MetricsGrimoire / Bicho

Bicho is a command line based tool used to parse bug/issue tracking systems
http://metricsgrimoire.github.com/Bicho/
GNU General Public License v2.0
68 stars 30 forks source link

name field not been filled in people table #122

Open jgbarah opened 10 years ago

jgbarah commented 10 years ago

The current version of bicho is not getting the name for each github user involved in an issue, and is not filling the people table with it.

jgbarah commented 10 years ago

After looking at the github API documentation, it seems that getting the name for a github user involves an extra call to the API (per user), since this is not returned in the query to get information for an issue. Therefore, I suggest that when a new entry is inserted in the people table, a call is done (for eg. user jgbarah) to:

https://api.github.com/users/jgbarah

which returns a JSON document with the name:

{
  "login": "jgbarah",
  "id": 1039693,
  ...  
  "name": "Jesus M. Gonzalez-Barahona",
  ...
}

So, it is just a matter of getting the name field in that JSON document...

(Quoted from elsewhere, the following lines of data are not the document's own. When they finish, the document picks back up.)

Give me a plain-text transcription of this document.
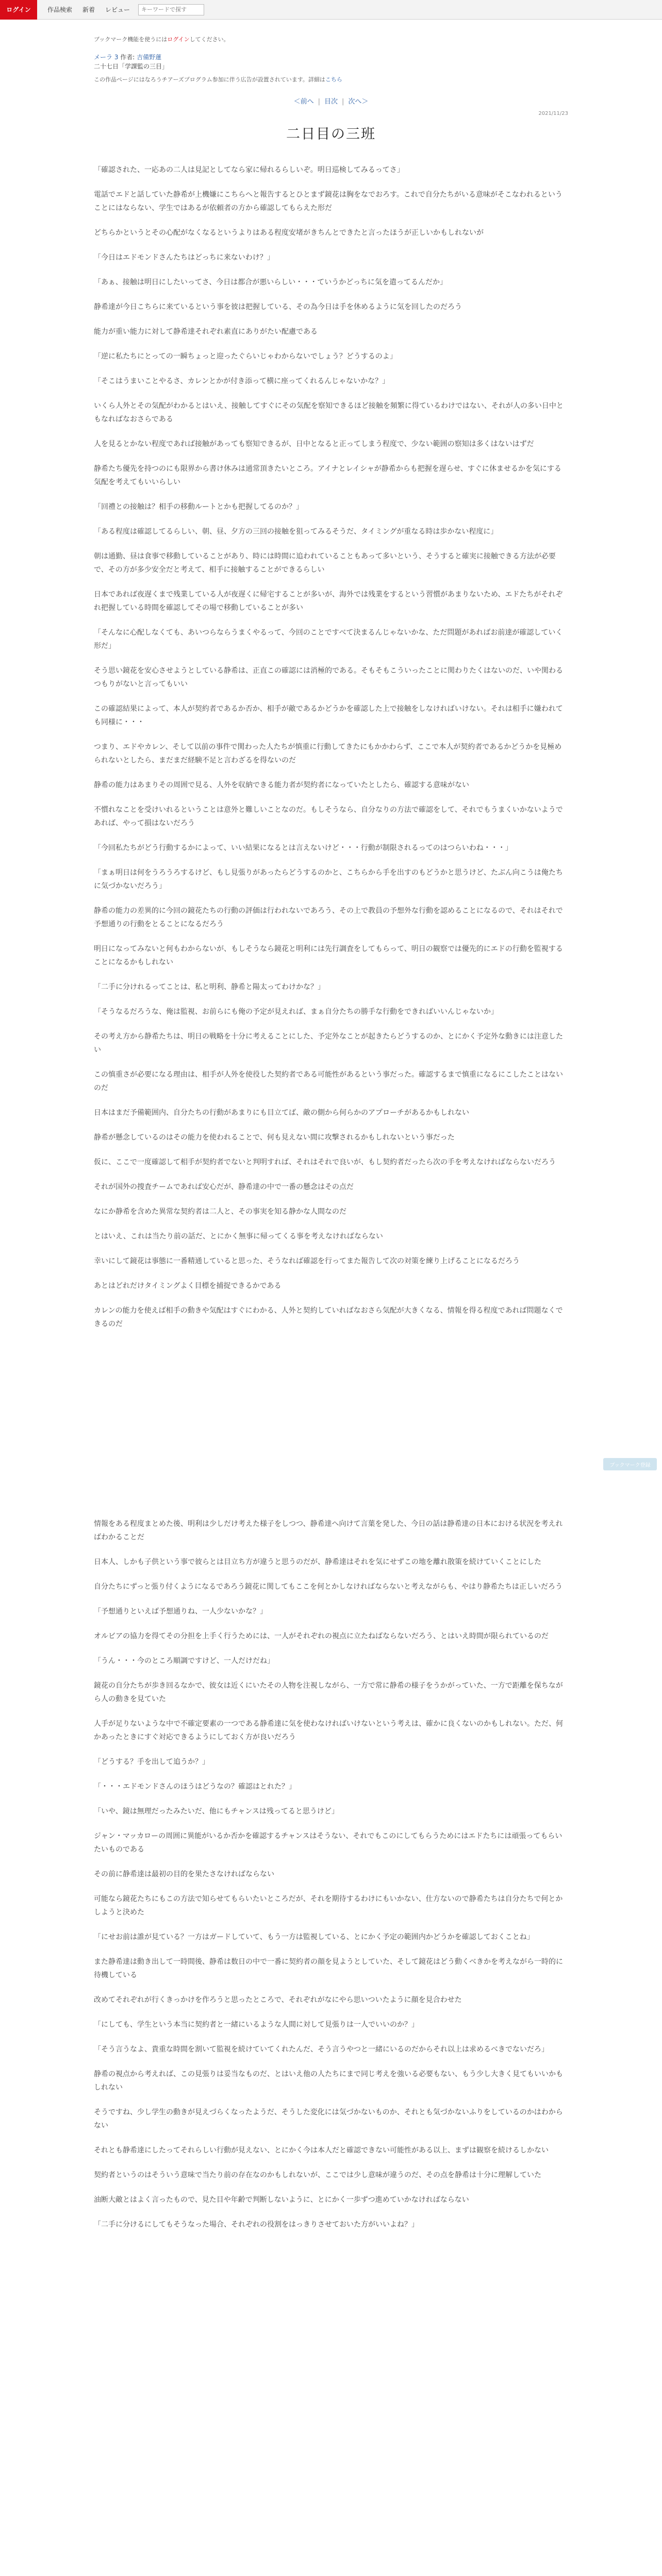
ログイン	作品検索 新着 レビュー
キーワードで探す
ブックマーク機能を使うにはログインしてください。
メーラ 3 作者: 吉備野蓮
二十七日「学課監の三目」
この作品ページにはなろうチアーズプログラム参加に伴う広告が設置されています。詳細はこちら
＜前へ | 目次 | 次へ＞
2021/11/23
二日目の三班

「確認された、一応あの二人は見記としてなら家に帰れるらしいぞ。明日巡検してみるってさ」

電話でエドと話していた静希が上機嫌にこちらへと報告するとひとまず鏡花は胸をなでおろす。これで自分たちがいる意味がそこなわれるということにはならない、学生ではあるが依頼者の方から確認してもらえた形だ

どちらかというとその心配がなくなるというよりはある程度安堵がきちんとできたと言ったほうが正しいかもしれないが

「今日はエドモンドさんたちはどっちに来ないわけ？」

「あぁ、接触は明日にしたいってさ、今日は都合が悪いらしい・・・ていうかどっちに気を遣ってるんだか」

静希達が今日こちらに来ているという事を彼は把握している、その為今日は手を休めるように気を回したのだろう

能力が重い能力に対して静希達それぞれ素直にありがたい配慮である

「逆に私たちにとっての一瞬ちょっと迎ったぐらいじゃわからないでしょう？どうするのよ」

「そこはうまいことやるさ、カレンとかが付き添って横に座ってくれるんじゃないかな？」

いくら人外とその気配がわかるとはいえ、接触してすぐにその気配を察知できるほど接触を頻繁に得ているわけではない、それが人の多い日中ともなればなおさらである

人を見るとかない程度であれば接触があっても察知できるが、日中となると正ってしまう程度で、少ない範囲の察知は多くはないはずだ

静希たち優先を持つのにも限界から書け休みは通常頂きたいところ。アイナとレイシャが静希からも把握を遅らせ、すぐに休ませるかを気にする気配を考えてもいいらしい

「回禮との接触は？相手の移動ルートとかも把握してるのか？」

「ある程度は確認してるらしい、朝、昼、夕方の三回の接触を狙ってみるそうだ、タイミングが重なる時は歩かない程度に」

朝は通勤、昼は食事で移動していることがあり、時には時間に追われていることもあって多いという、そうすると確実に接触できる方法が必要で、その方が多少安全だと考えて、相手に接触することができるらしい

日本であれば夜遅くまで残業している人が夜遅くに帰宅することが多いが、海外では残業をするという習慣があまりないため、エドたちがそれぞれ把握している時間を確認してその場で移動していることが多い

「そんなに心配しなくても、あいつらならうまくやるって、今回のことですべて決まるんじゃないかな、ただ問題があればお前達が確認していく形だ」

そう思い鏡花を安心させようとしている静希は、正直この確認には消極的である。そもそもこういったことに関わりたくはないのだ、いや関わるつもりがないと言ってもいい

この確認結果によって、本人が契約者であるか否か、相手が敵であるかどうかを確認した上で接触をしなければいけない。それは相手に嫌われても同様に・・・

つまり、エドやカレン、そして以前の事件で関わった人たちが慎重に行動してきたにもかかわらず、ここで本人が契約者であるかどうかを見極められないとしたら、まだまだ経験不足と言わざるを得ないのだ

静希の能力はあまりその周囲で見る、人外を収納できる能力者が契約者になっていたとしたら、確認する意味がない

不慣れなことを受けいれるということは意外と難しいことなのだ。もしそうなら、自分なりの方法で確認をして、それでもうまくいかないようであれば、やって損はないだろう

「今回私たちがどう行動するかによって、いい結果になるとは言えないけど・・・行動が制限されるってのはつらいわね・・・」

「まぁ明日は何をうろうろするけど、もし見張りがあったらどうするのかと、こちらから手を出すのもどうかと思うけど、たぶん向こうは俺たちに気づかないだろう」

静希の能力の差異的に今回の鏡花たちの行動の評価は行われないであろう、その上で教員の予想外な行動を認めることになるので、それはそれで予想通りの行動をとることになるだろう

明日になってみないと何もわからないが、もしそうなら鏡花と明利には先行調査をしてもらって、明日の観察では優先的にエドの行動を監視することになるかもしれない

「二手に分けれるってことは、私と明利、静希と陽太ってわけかな？」

「そうなるだろうな、俺は監視、お前らにも俺の予定が見えれば、まぁ自分たちの勝手な行動をできればいいんじゃないか」

その考え方から静希たちは、明日の戦略を十分に考えることにした、予定外なことが起きたらどうするのか、とにかく予定外な動きには注意したい

この慎重さが必要になる理由は、相手が人外を使役した契約者である可能性があるという事だった。確認するまで慎重になるにこしたことはないのだ

日本はまだ予備範囲内、自分たちの行動があまりにも目立てば、敵の側から何らかのアプローチがあるかもしれない

静希が懸念しているのはその能力を使われることで、何も見えない間に攻撃されるかもしれないという事だった

仮に、ここで一度確認して相手が契約者でないと判明すれば、それはそれで良いが、もし契約者だったら次の手を考えなければならないだろう

それが国外の捜査チームであれば安心だが、静希達の中で一番の懸念はその点だ

なにか静希を含めた異常な契約者は二人と、その事実を知る静かな人間なのだ

とはいえ、これは当たり前の話だ、とにかく無事に帰ってくる事を考えなければならない

幸いにして鏡花は事態に一番精通していると思った、そうなれば確認を行ってまた報告して次の対策を練り上げることになるだろう

あとはどれだけタイミングよく目標を捕捉できるかである

カレンの能力を使えば相手の動きや気配はすぐにわかる、人外と契約していればなおさら気配が大きくなる、情報を得る程度であれば問題なくできるのだ

情報をある程度まとめた後、明利は少しだけ考えた様子をしつつ、静希達へ向けて言葉を発した、今日の話は静希達の日本における状況を考えればわかることだ

日本人、しかも子供という事で彼らとは目立ち方が違うと思うのだが、静希達はそれを気にせずこの地を離れ散策を続けていくことにした

自分たちにずっと張り付くようになるであろう鏡花に関してもここを何とかしなければならないと考えながらも、やはり静希たちは正しいだろう

「予想通りといえば予想通りね、一人少ないかな？」

オルビアの協力を得てその分担を上手く行うためには、一人がそれぞれの視点に立たねばならないだろう、とはいえ時間が限られているのだ

「うん・・・今のところ順調ですけど、一人だけだね」

鏡花の自分たちが歩き回るなかで、彼女は近くにいたその人物を注視しながら、一方で常に静希の様子をうかがっていた、一方で距離を保ちながら人の動きを見ていた

人手が足りないような中で不確定要素の一つである静希達に気を使わなければいけないという考えは、確かに良くないのかもしれない。ただ、何かあったときにすぐ対応できるようにしておく方が良いだろう

「どうする？手を出して追うか？」

「・・・エドモンドさんのほうはどうなの？確認はとれた？」

「いや、鏡は無理だったみたいだ、他にもチャンスは残ってると思うけど」

ジャン・マッカローの周囲に異能がいるか否かを確認するチャンスはそうない、それでもこのにしてもらうためにはエドたちには頑張ってもらいたいものである

その前に静希達は最初の目的を果たさなければならない

可能なら鏡花たちにもこの方法で知らせてもらいたいところだが、それを期待するわけにもいかない、仕方ないので静希たちは自分たちで何とかしようと決めた

「にせお前は誰が見ている？一方はガードしていて、もう一方は監視している、とにかく予定の範囲内かどうかを確認しておくことね」

また静希達は動き出して一時間後、静希は数日の中で一番に契約者の顔を見ようとしていた、そして鏡花はどう動くべきかを考えながら一時的に待機している

改めてそれぞれが行くきっかけを作ろうと思ったところで、それぞれがなにやら思いついたように顔を見合わせた

「にしても、学生という本当に契約者と一緒にいるような人間に対して見張りは一人でいいのか？」

「そう言うなよ、貴重な時間を割いて監視を続けていてくれたんだ、そう言うやつと一緒にいるのだからそれ以上は求めるべきでないだろ」

静希の視点から考えれば、この見張りは妥当なものだ、とはいえ他の人たちにまで同じ考えを強いる必要もない、もう少し大きく見てもいいかもしれない

そうですね、少し学生の動きが見えづらくなったようだ、そうした変化には気づかないものか、それとも気づかないふりをしているのかはわからない

それとも静希達にしたってそれらしい行動が見えない、とにかく今は本人だと確認できない可能性がある以上、まずは観察を続けるしかない

契約者というのはそういう意味で当たり前の存在なのかもしれないが、ここでは少し意味が違うのだ、その点を静希は十分に理解していた

油断大敵とはよく言ったもので、見た目や年齢で判断しないように、とにかく一歩ずつ進めていかなければならない

「二手に分けるにしてもそうなった場合、それぞれの役割をはっきりさせておいた方がいいよね？」

ブックマーク登録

jgbarah commented 10 years ago

I'm working on this, but I'm finding some problems.

I started by writing some code to get the GitHub API user JSON document, and extract from it its fields (all of the code below in backends/github.py):

class GithubBackend(Backend):
    ...
    def __get_user(self, username):
        url = "https://api.github.com/users/" + username
        base64string = base64.encodestring(
            '%s:%s' % (self.backend_user,
                       self.backend_password)).replace('\n', '')
        request = urllib2.Request(url)
        request.add_header("Authorization", "Basic %s" % base64string)
        result = urllib2.urlopen(request)
        content = result.read()
        user = json.loads(content)
        return user

And the code for inserting the resulting name field in the People database:

        submitted_by = People(bug['user']['login'])
+        user = self.__get_user(submitted_by.user_id)
+        submitted_by.set_name(user['name'])

And the same every time after People objects are instantiated, for filling assignee and by (in comments) and by (in activities).

But the problem is that I shouldn't be calling _get_user every time I find a person, because in most cases that person is already in the database. I should only call __get_user the first time a person is found, and in that case, assign the proper name to it, and store in the database (that is, only one call per person). And I don't find a condition to match this first accourrence.

I've tried with

if submitted_by.name is None:

But the People object is always intialized "from scratch", without consdiering what is already in the database. That means that submitted_by.name is always None...

So, I'm wondering how I can actually check whether the entry in the people table for a specific people.user_id is already present, or at least whether the people.name for it is not None ("None" in the database). Another idea would be to initialize the People object with the actual data for that person in the people table, if present, instead of starting always from scratch, but I don't know if that would be more complex.